I have noticed that Storj is more sensitive to this than most other things. I actually got briefly disqualified in the early days (back when disqualification was happening at 90% and could luckily still be recovered from). That turned out to be my routers fault. I never really found out what it was that caused it, but factory resetting the router fixed the issues in the end.

But I should add, I never noticed any issues with anything other than Storj. So while the issue was definitely on my end, only Storj seemed to really have a problem with it. The connection was still fast and other stuff unaffected.
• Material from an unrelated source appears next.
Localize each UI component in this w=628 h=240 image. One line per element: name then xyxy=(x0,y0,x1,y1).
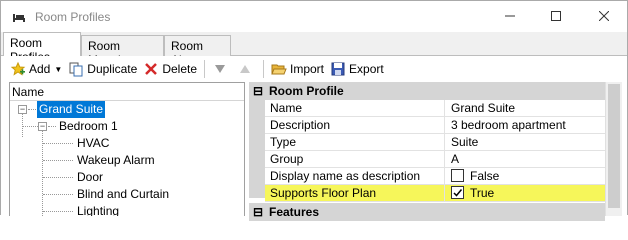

If you’re referring to QoS, I generally advise to keep that off. It’s not all that great and can cause more issues than it fixes.

2 Likes

been testing out my LAN, it does seem like my pfsense has some sort of minor buffer issue, might be related to my packet losses, will be looking further into that…
the pfsense documentation tho very good doesn’t have any easy answers on how to deal with the issues, all the recommendations seems to either be default or already implemented when i initially configured it.
does only seem to account for 0.1% of the dropped packets internally, but perhaps the external interface is more … stressed…
ran an external test from a vps and gets 0.8% loss again…
it would seem the fault for me atleast and most likely is with my pfsense… but i must admit i do put a rather big demand on it, and i’m sure it can be rectified with some sort of advanced configuration… if this is truly the case.